À travers la pluie et la vitre, ces yeux dorés et acérés avaient croisé le petit visage en larmes de Ray. Julian n’avait pas souri. Il avait simplement fait un signe de tête lent et délibéré — un ordre silencieux de rester fort, ou peut-être un adieu — avant de faire demi-tour et de partir.
Ce jour-là, une partie de l’âme de Ray était partie avec ce camion.
Assis au bord de son lit maintenant, lycéen de dix-huit ans dans un monde qui le détestait, Ray ramena ses genoux contre sa poitrine. Il serra sa lettre d’admission à l’université locale, posée sur sa table de nuit. La fac était censée être un nouveau départ l’an prochain, mais l’angoisse du présent l’écrasait encore.
« C’est à cause de toi », murmura Ray en fixant la porte de son placard. « Tout est à cause de toi. »
C’est durant sa première année de lycée, quand les autres garçons avaient commencé à parler de filles, que Ray avait compris qu’il n’était pas attiré par elles. Lorsqu’il fermait les yeux le soir, essayant de comprendre les désirs étranges qui s’éveillaient en lui, il ne voyait pas les filles populaires du lycée. Il voyait un dos large couvert de sueur, une mâchoire carrée avec une coupe en brosse, et une paire d’yeux dorés qui exigeaient une soumission totale.
Julian avait été le modèle. Le béguin d’enfance de Ray n’avait pas disparu ; il avait muté en une obsession sombre et interdite qui définissait toute sa sexualité. Il ne voulait pas juste un petit copain. Il ne voulait pas d’un garçon de son âge, maladroit, peu sûr de lui et cruel comme les adolescents du lycée.
Ray avait soif d’autorité. Il avait soif d’un homme plus vieux, plus fort, capable de regarder le chaos dans la vie de Ray et de simplement lui ordonner de s’arrêter. Il voulait être dominé. Il voulait appartenir à quelqu’un qui le protègerait des gens comme Marcus, mais qui exigerait une obéissance totale en retour. Il voulait Julian.
Mais Julian était parti. Il vivait dans une autre ville, une vie dont Ray ne faisait pas partie, oubliant probablement le petit voisin calme qui le fixait du regard.
Ray sortit son téléphone de sa poche. Il ouvrit un dossier caché, protégé par un mot de passe. À l’intérieur, pas de photos de Julian — il n’en avait aucune — mais des pages et des pages de journaux intimes numériques. Des fichiers texte remplis de ses pensées les plus sombres et les plus profondes.
Il ouvrit une page blanche et commença à taper, ses doigts volant sur l’écran, un exutoire désespéré pour la douleur de cette journée.

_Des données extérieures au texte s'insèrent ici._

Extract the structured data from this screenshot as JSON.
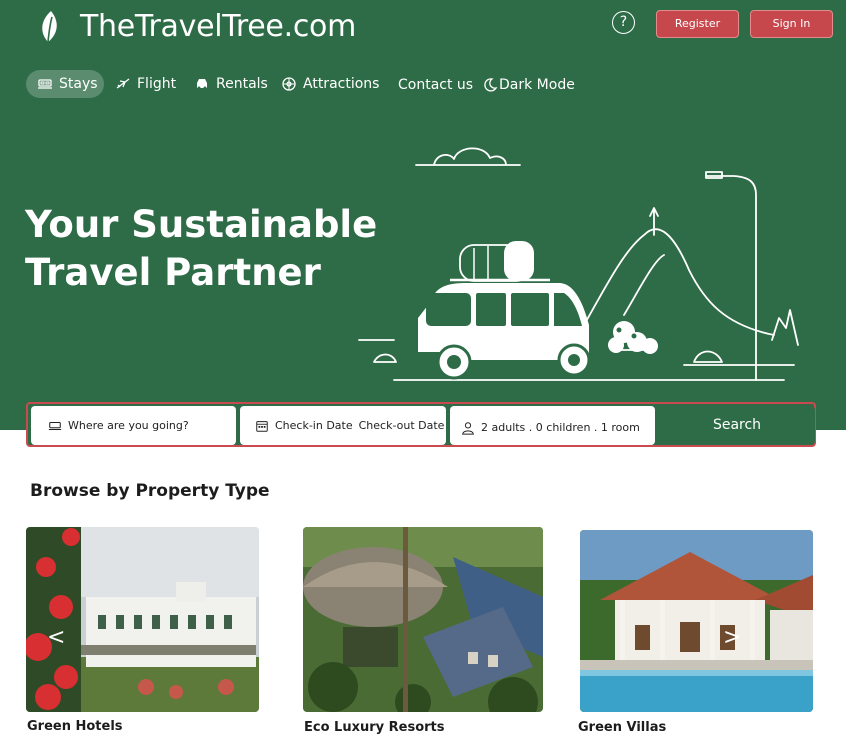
{
  "brand": {
    "name": "TheTravelTree.com",
    "logo_icon": "leaf-icon"
  },
  "header": {
    "help_icon": "question-circle-icon",
    "help_glyph": "?",
    "register_label": "Register",
    "signin_label": "Sign In"
  },
  "nav": {
    "stays": "Stays",
    "flight": "Flight",
    "rentals": "Rentals",
    "attractions": "Attractions",
    "contact": "Contact us",
    "dark_mode": "Dark Mode"
  },
  "hero": {
    "line1": "Your Sustainable",
    "line2": "Travel Partner"
  },
  "search": {
    "destination": "Where are you going?",
    "checkin": "Check-in Date",
    "checkout": "Check-out Date",
    "guests": "2 adults . 0 children . 1 room",
    "button": "Search"
  },
  "browse": {
    "title": "Browse by Property Type",
    "prev": "<",
    "next": ">",
    "cards": [
      {
        "label": "Green Hotels"
      },
      {
        "label": "Eco Luxury Resorts"
      },
      {
        "label": "Green Villas"
      }
    ]
  },
  "colors": {
    "brand_green": "#2e6c47",
    "accent_red": "#c6474c",
    "white": "#ffffff"
  }
}
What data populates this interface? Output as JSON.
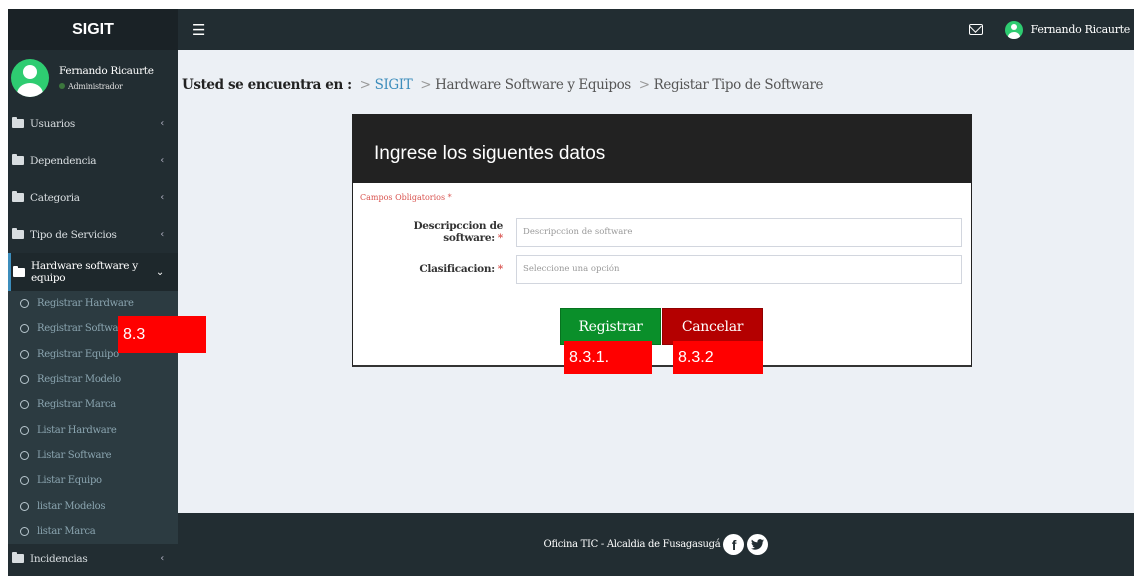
{
  "app": {
    "brand": "SIGIT"
  },
  "topbar": {
    "user_name": "Fernando Ricaurte"
  },
  "sidebar": {
    "user_name": "Fernando Ricaurte",
    "user_role": "Administrador",
    "items": [
      {
        "label": "Usuarios"
      },
      {
        "label": "Dependencia"
      },
      {
        "label": "Categoria"
      },
      {
        "label": "Tipo de Servicios"
      },
      {
        "label": "Hardware software y equipo"
      }
    ],
    "submenu": [
      {
        "label": "Registrar Hardware"
      },
      {
        "label": "Registrar Software"
      },
      {
        "label": "Registrar Equipo"
      },
      {
        "label": "Registrar Modelo"
      },
      {
        "label": "Registrar Marca"
      },
      {
        "label": "Listar Hardware"
      },
      {
        "label": "Listar Software"
      },
      {
        "label": "Listar Equipo"
      },
      {
        "label": "listar Modelos"
      },
      {
        "label": "listar Marca"
      }
    ],
    "last_item": {
      "label": "Incidencias"
    }
  },
  "breadcrumb": {
    "lead": "Usted se encuentra en :",
    "sep": ">",
    "items": [
      "SIGIT",
      "Hardware Software y Equipos",
      "Registar Tipo de Software"
    ]
  },
  "form": {
    "title": "Ingrese los siguentes datos",
    "required_note": "Campos Obligatorios *",
    "required_mark": "*",
    "description_label": "Descripccion de software:",
    "description_placeholder": "Descripccion de software",
    "classification_label": "Clasificacion:",
    "classification_value": "Seleccione una opción",
    "submit_label": "Registrar",
    "cancel_label": "Cancelar"
  },
  "annotations": {
    "a": "8.3",
    "b": "8.3.1.",
    "c": "8.3.2"
  },
  "footer": {
    "text": "Oficina TIC - Alcaldia de Fusagasugá",
    "facebook": "f"
  },
  "colors": {
    "accent": "#3c8dbc",
    "submit": "#0a8f2a",
    "cancel": "#b40000",
    "annotation": "#ff0000"
  }
}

Ils ont cassé mon bureau aujourd’hui, écrivit Ray, la mâchoire crispée. Ils ont écrit des choses horribles. Ils m’ont traité de pédé. Ils se sont moqués de moi sur le parking, et le professeur m’a dit que c’était ma faute. Je les déteste. Je déteste ce lycée. L’année prochaine, c’est la fac, mais là tout de suite, j’ai l’impression que je n’irai pas jusque-là.
Il s’arrêta, une nouvelle vague de solitude l’envahissant. Il effaça la dernière phrase et la remplaça.

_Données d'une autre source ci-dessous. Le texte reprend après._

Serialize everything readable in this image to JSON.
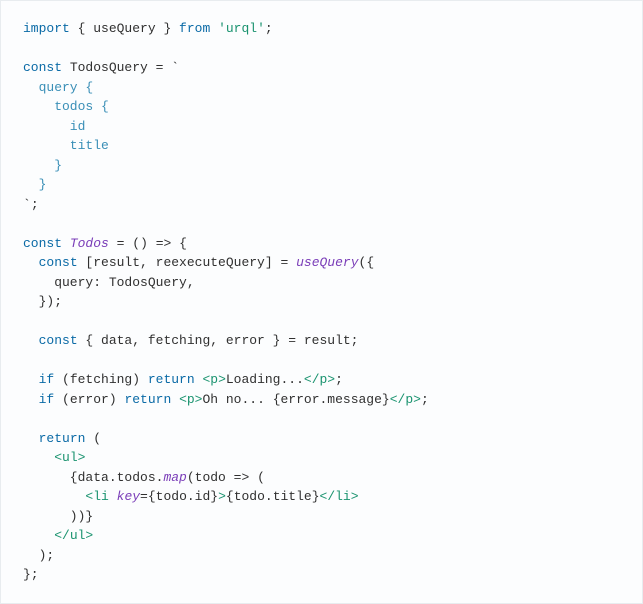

J’ai besoin de toi. Je suis tellement fatigué de devoir être celui qui est fort, alors que je ne le suis pas du tout. Je veux que quelqu’un prenne les décisions à ma place. Je veux que quelqu’un me dise quoi faire, comment respirer, comment vivre. Si tu étais là, tu ne les laisserais pas me toucher. Ou peut-être que tu me punirais d’être si faible. Je crois que je préférerais ça. Je veux juste entendre ta voix.
Ray enregistra le fichier et verrouilla le dossier. Il se rallongea sur son lit, fixant le plafond tandis que les ombres s’allongeaient dans la chambre et que le soleil finissait par se coucher.
Il avait dix-huit ans, totalement seul, piégé dans une vie qui ressemblait à une exécution lente. Il n’avait pas d’amis, ses parents ne connaissaient pas sa véritable nature, et le seul homme qu’il ait jamais aimé était un fantôme de son enfance qui ne reviendrait jamais.
Ray ferma les yeux, serrant sa couverture contre ses épaules, laissant le froid réconfort de son obsession l’envelopper alors qu’il sombrait dans un sommeil agité et solitaire.